Op grond van het onderzoek overweegt en beslist de beroepsrechter als volgt:

1.         De beoordeling

Ingevolge artikel 69, eerste lid, van de Pbw moet het met redenen omklede beroepschrift uiterlijk op de zevende dag na die van de ontvangst van het afschrift van de uitspraak onderscheidenlijk na die van de mondelinge mededeling van de uitspraak worden ingediend.
De uitspraak waarvan beroep is op 31 januari 2018 mondeling medegedeeld aan klagers raadsman en de directeur. Het beroepschrift dateert van 8 februari 2018 en is op diezelfde dag op het secretariaat van de Raad ontvangen.
Het beroepschrift is buiten de wettelijke termijn van zeven dagen ingediend.

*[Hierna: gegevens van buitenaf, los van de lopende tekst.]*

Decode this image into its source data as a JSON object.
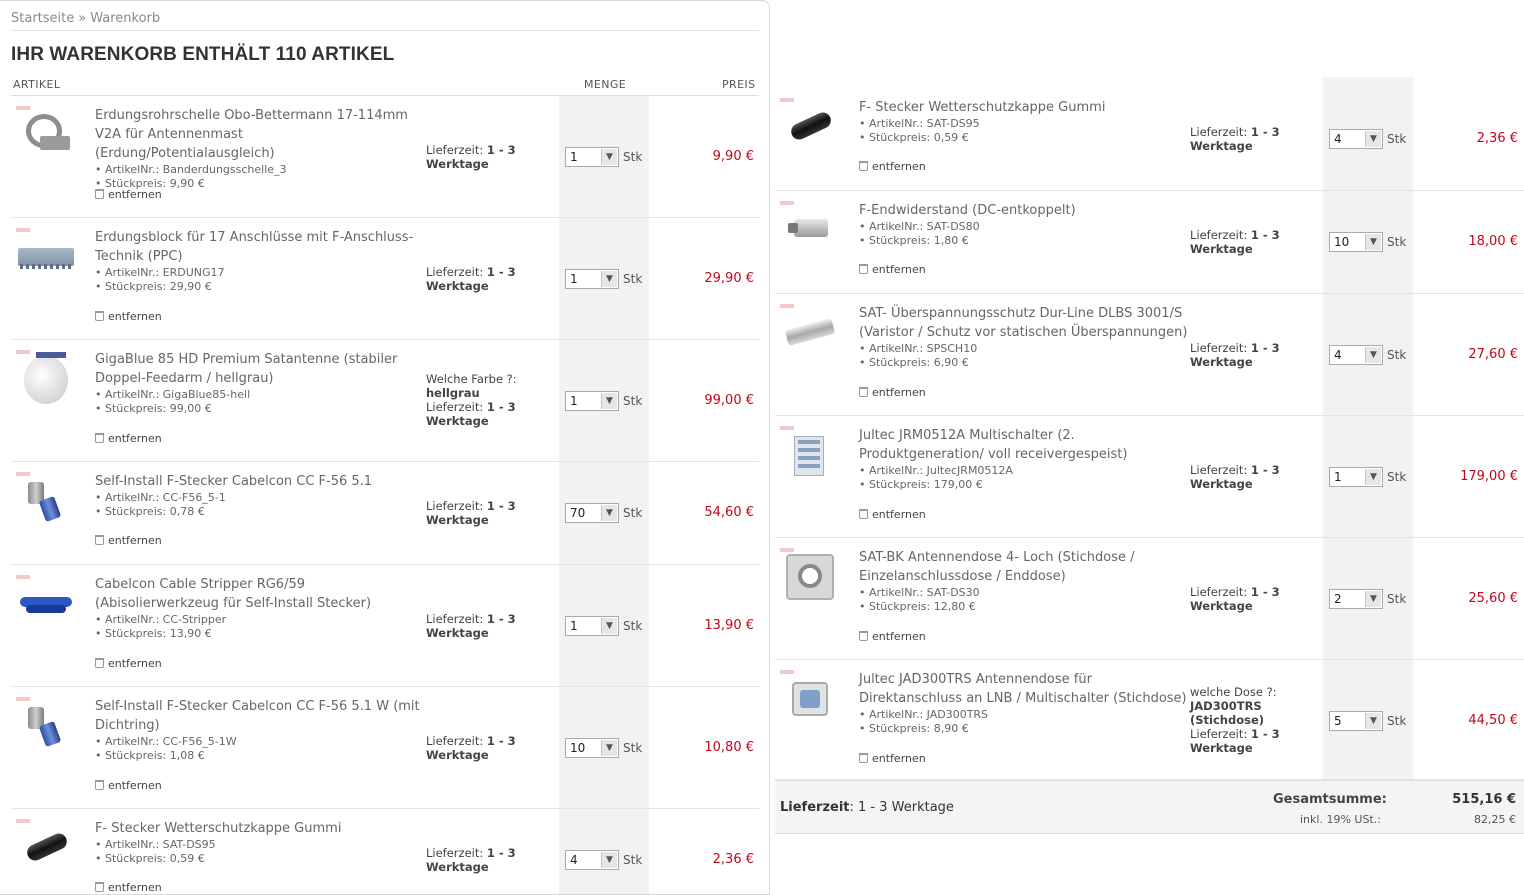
{
  "breadcrumb": {
    "home": "Startseite",
    "separator": "»",
    "current": "Warenkorb"
  },
  "page_title": "IHR WARENKORB ENTHÄLT 110 ARTIKEL",
  "columns": {
    "article": "ARTIKEL",
    "quantity": "MENGE",
    "price": "PREIS"
  },
  "labels": {
    "artnr": "• ArtikelNr.:",
    "unit_price": "• Stückpreis:",
    "remove": "entfernen",
    "delivery_label": "Lieferzeit:",
    "delivery_value": "1 - 3",
    "delivery_unit": "Werktage",
    "unit": "Stk"
  },
  "left_items": [
    {
      "thumb": "clamp-image",
      "name": "Erdungsrohrschelle Obo-Bettermann 17-114mm V2A für Antennenmast (Erdung/Potentialausgleich)",
      "artnr": "Banderdungsschelle_3",
      "unit_price": "9,90 €",
      "option_label": "",
      "option_value": "",
      "qty": "1",
      "price": "9,90 €"
    },
    {
      "thumb": "block-image",
      "name": "Erdungsblock für 17 Anschlüsse mit F-Anschluss-Technik (PPC)",
      "artnr": "ERDUNG17",
      "unit_price": "29,90 €",
      "option_label": "",
      "option_value": "",
      "qty": "1",
      "price": "29,90 €"
    },
    {
      "thumb": "dish-image",
      "name": "GigaBlue 85 HD Premium Satantenne (stabiler Doppel-Feedarm / hellgrau)",
      "artnr": "GigaBlue85-hell",
      "unit_price": "99,00 €",
      "option_label": "Welche Farbe ?:",
      "option_value": "hellgrau",
      "qty": "1",
      "price": "99,00 €"
    },
    {
      "thumb": "fplug-image",
      "name": "Self-Install F-Stecker Cabelcon CC F-56 5.1",
      "artnr": "CC-F56_5-1",
      "unit_price": "0,78 €",
      "option_label": "",
      "option_value": "",
      "qty": "70",
      "price": "54,60 €"
    },
    {
      "thumb": "stripper-image",
      "name": "Cabelcon Cable Stripper RG6/59 (Abisolierwerkzeug für Self-Install Stecker)",
      "artnr": "CC-Stripper",
      "unit_price": "13,90 €",
      "option_label": "",
      "option_value": "",
      "qty": "1",
      "price": "13,90 €"
    },
    {
      "thumb": "fplug-image",
      "name": "Self-Install F-Stecker Cabelcon CC F-56 5.1 W (mit Dichtring)",
      "artnr": "CC-F56_5-1W",
      "unit_price": "1,08 €",
      "option_label": "",
      "option_value": "",
      "qty": "10",
      "price": "10,80 €"
    },
    {
      "thumb": "cap-image",
      "name": "F- Stecker Wetterschutzkappe Gummi",
      "artnr": "SAT-DS95",
      "unit_price": "0,59 €",
      "option_label": "",
      "option_value": "",
      "qty": "4",
      "price": "2,36 €"
    }
  ],
  "right_items": [
    {
      "thumb": "cap-image",
      "name": "F- Stecker Wetterschutzkappe Gummi",
      "artnr": "SAT-DS95",
      "unit_price": "0,59 €",
      "option_label": "",
      "option_value": "",
      "qty": "4",
      "price": "2,36 €"
    },
    {
      "thumb": "term-image",
      "name": "F-Endwiderstand (DC-entkoppelt)",
      "artnr": "SAT-DS80",
      "unit_price": "1,80 €",
      "option_label": "",
      "option_value": "",
      "qty": "10",
      "price": "18,00 €"
    },
    {
      "thumb": "surge-image",
      "name": "SAT- Überspannungsschutz Dur-Line DLBS 3001/S (Varistor / Schutz vor statischen Überspannungen)",
      "artnr": "SPSCH10",
      "unit_price": "6,90 €",
      "option_label": "",
      "option_value": "",
      "qty": "4",
      "price": "27,60 €"
    },
    {
      "thumb": "switch-image",
      "name": "Jultec JRM0512A Multischalter (2. Produktgeneration/ voll receivergespeist)",
      "artnr": "JultecJRM0512A",
      "unit_price": "179,00 €",
      "option_label": "",
      "option_value": "",
      "qty": "1",
      "price": "179,00 €"
    },
    {
      "thumb": "socket-image",
      "name": "SAT-BK Antennendose 4- Loch (Stichdose / Einzelanschlussdose / Enddose)",
      "artnr": "SAT-DS30",
      "unit_price": "12,80 €",
      "option_label": "",
      "option_value": "",
      "qty": "2",
      "price": "25,60 €"
    },
    {
      "thumb": "dose-image",
      "name": "Jultec JAD300TRS Antennendose für Direktanschluss an LNB / Multischalter (Stichdose)",
      "artnr": "JAD300TRS",
      "unit_price": "8,90 €",
      "option_label": "welche Dose ?:",
      "option_value": "JAD300TRS (Stichdose)",
      "qty": "5",
      "price": "44,50 €"
    }
  ],
  "totals": {
    "delivery_label": "Lieferzeit",
    "delivery_value": ": 1 - 3 Werktage",
    "sum_label": "Gesamtsumme:",
    "sum_value": "515,16 €",
    "tax_label": "inkl. 19% USt.:",
    "tax_value": "82,25 €"
  },
  "colors": {
    "price": "#c0071d",
    "qty_band": "#f2f2f2",
    "border": "#e4e4e4"
  }
}
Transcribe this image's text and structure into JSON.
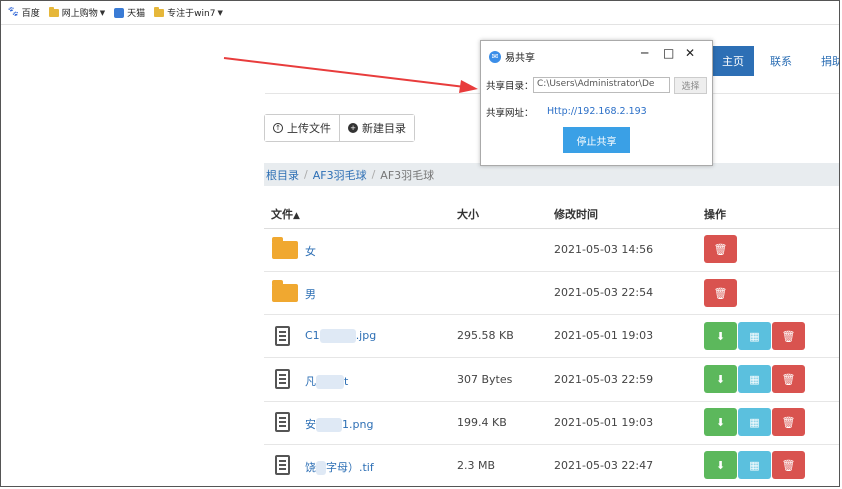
{
  "bookmarks": [
    {
      "label": "百度",
      "icon": "paw-icon"
    },
    {
      "label": "网上购物",
      "icon": "folder-icon",
      "dropdown": true
    },
    {
      "label": "天猫",
      "icon": "tmall-icon"
    },
    {
      "label": "专注于win7",
      "icon": "folder-icon",
      "dropdown": true
    }
  ],
  "nav": {
    "home": "主页",
    "contact": "联系",
    "donate": "捐助"
  },
  "toolbar": {
    "upload": "上传文件",
    "new_folder": "新建目录"
  },
  "breadcrumb": [
    "根目录",
    "AF3羽毛球",
    "AF3羽毛球"
  ],
  "table": {
    "headers": {
      "name": "文件",
      "sort_arrow": "▲",
      "size": "大小",
      "modified": "修改时间",
      "actions": "操作"
    },
    "rows": [
      {
        "name": "女",
        "size": "",
        "modified": "2021-05-03 14:56",
        "type": "folder"
      },
      {
        "name": "男",
        "size": "",
        "modified": "2021-05-03 22:54",
        "type": "folder"
      },
      {
        "name_start": "C1",
        "name_end": ".jpg",
        "size": "295.58 KB",
        "modified": "2021-05-01 19:03",
        "type": "file"
      },
      {
        "name_start": "凡",
        "name_end": "t",
        "size": "307 Bytes",
        "modified": "2021-05-03 22:59",
        "type": "file"
      },
      {
        "name_start": "安",
        "name_end": "1.png",
        "size": "199.4 KB",
        "modified": "2021-05-01 19:03",
        "type": "file"
      },
      {
        "name_start": "饶",
        "name_end": "字母）.tif",
        "size": "2.3 MB",
        "modified": "2021-05-03 22:47",
        "type": "file"
      }
    ]
  },
  "popup": {
    "title": "易共享",
    "dir_label": "共享目录：",
    "dir_value": "C:\\Users\\Administrator\\De",
    "select_button": "选择",
    "url_label": "共享网址：",
    "url_value": "Http://192.168.2.193",
    "stop_button": "停止共享"
  },
  "annotation": {
    "arrow_color": "#e83c3c"
  }
}
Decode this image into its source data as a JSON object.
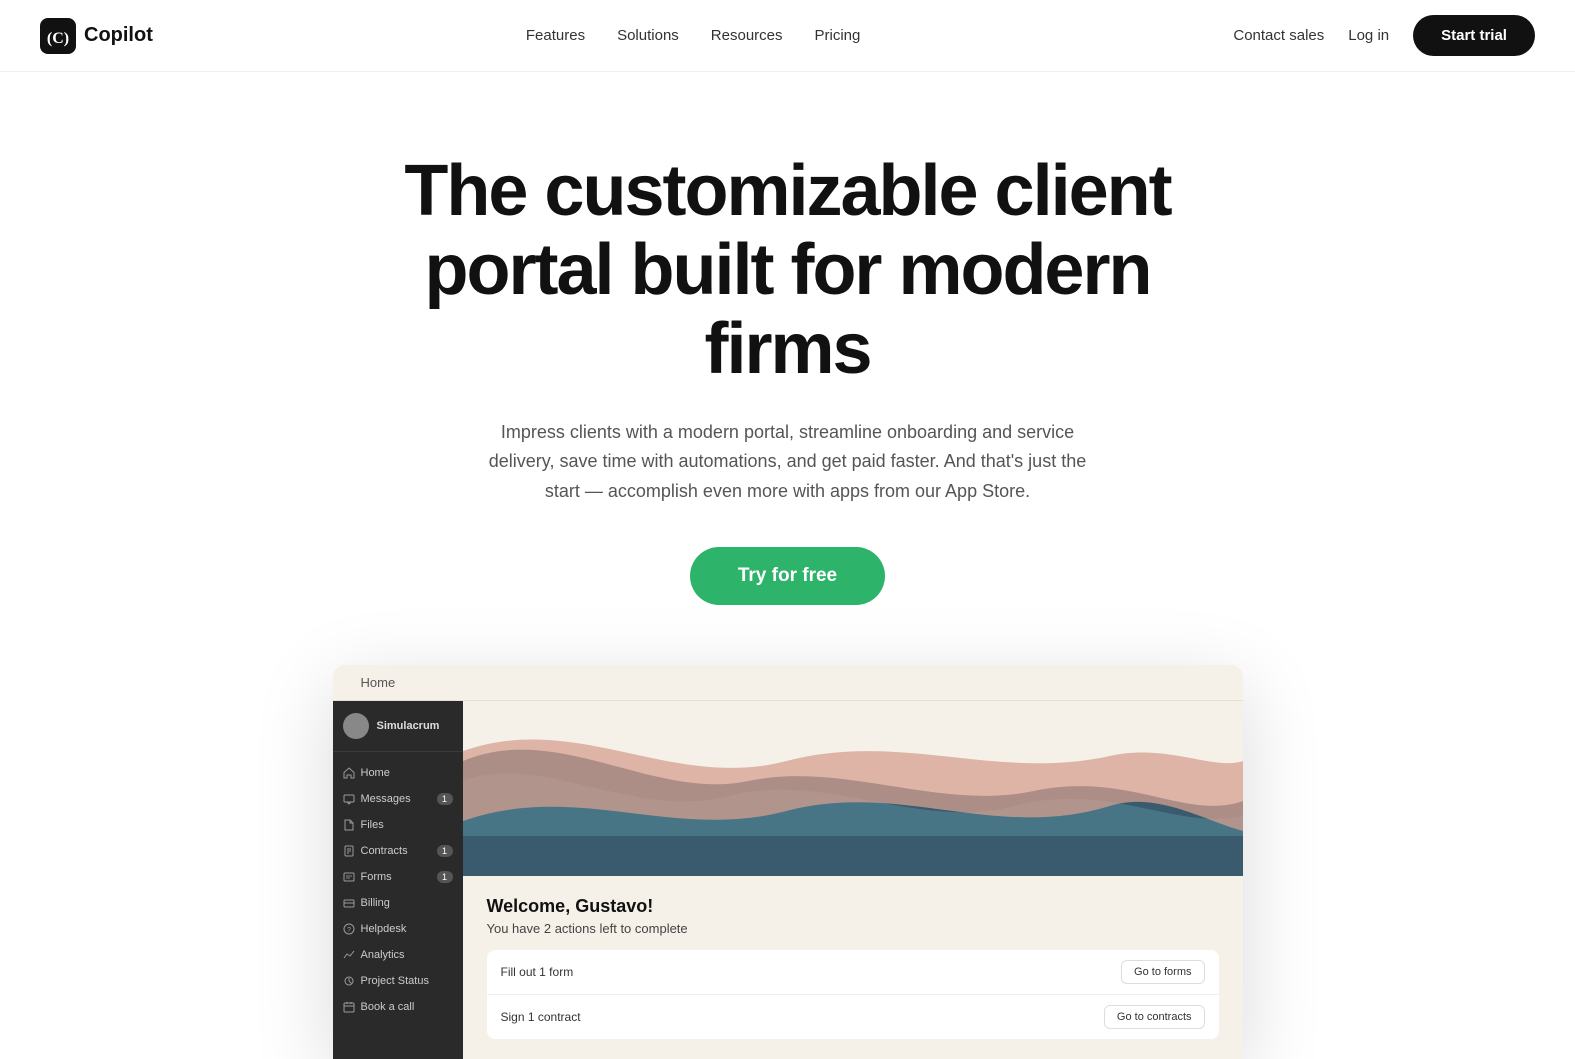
{
  "nav": {
    "logo_text": "Copilot",
    "links": [
      "Features",
      "Solutions",
      "Resources",
      "Pricing"
    ],
    "contact_sales": "Contact sales",
    "login": "Log in",
    "start_trial": "Start trial"
  },
  "hero": {
    "heading": "The customizable client portal built for modern firms",
    "subtext": "Impress clients with a modern portal, streamline onboarding and service delivery, save time with automations, and get paid faster. And that's just the start — accomplish even more with apps from our App Store.",
    "cta": "Try for free"
  },
  "preview": {
    "window_tab": "Home",
    "sidebar": {
      "company": "Simulacrum",
      "items": [
        {
          "label": "Home",
          "icon": "home",
          "badge": null
        },
        {
          "label": "Messages",
          "icon": "message",
          "badge": "1"
        },
        {
          "label": "Files",
          "icon": "file",
          "badge": null
        },
        {
          "label": "Contracts",
          "icon": "contract",
          "badge": "1"
        },
        {
          "label": "Forms",
          "icon": "form",
          "badge": "1"
        },
        {
          "label": "Billing",
          "icon": "billing",
          "badge": null
        },
        {
          "label": "Helpdesk",
          "icon": "helpdesk",
          "badge": null
        },
        {
          "label": "Analytics",
          "icon": "analytics",
          "badge": null
        },
        {
          "label": "Project Status",
          "icon": "project",
          "badge": null
        },
        {
          "label": "Book a call",
          "icon": "calendar",
          "badge": null
        }
      ]
    },
    "welcome": {
      "title": "Welcome, Gustavo!",
      "subtitle": "You have 2 actions left to complete",
      "actions": [
        {
          "label": "Fill out 1 form",
          "button": "Go to forms"
        },
        {
          "label": "Sign 1 contract",
          "button": "Go to contracts"
        }
      ]
    }
  }
}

Klagers raadsman stelt dat hij wegens ziekte niet in de gelegenheid was het beroepschrift binnen de beroepstermijn in te dienen. Ziekte van de raadsman is een omstandigheid die voor rekening en risico van klager komt. Daarbij komt dat niet is gesteld of gebleken dat geen van de kantoorgenoten van klagers raadsman diens taken kon waarnemen. Van een verschoonbare termijnoverschrijding is geen sprake.
Klager heeft, gelet op het vorenstaande, niet tijdig beroep ingesteld.

2.         De uitspraak

De beroepsrechter verklaart klager niet-ontvankelijk in het beroep.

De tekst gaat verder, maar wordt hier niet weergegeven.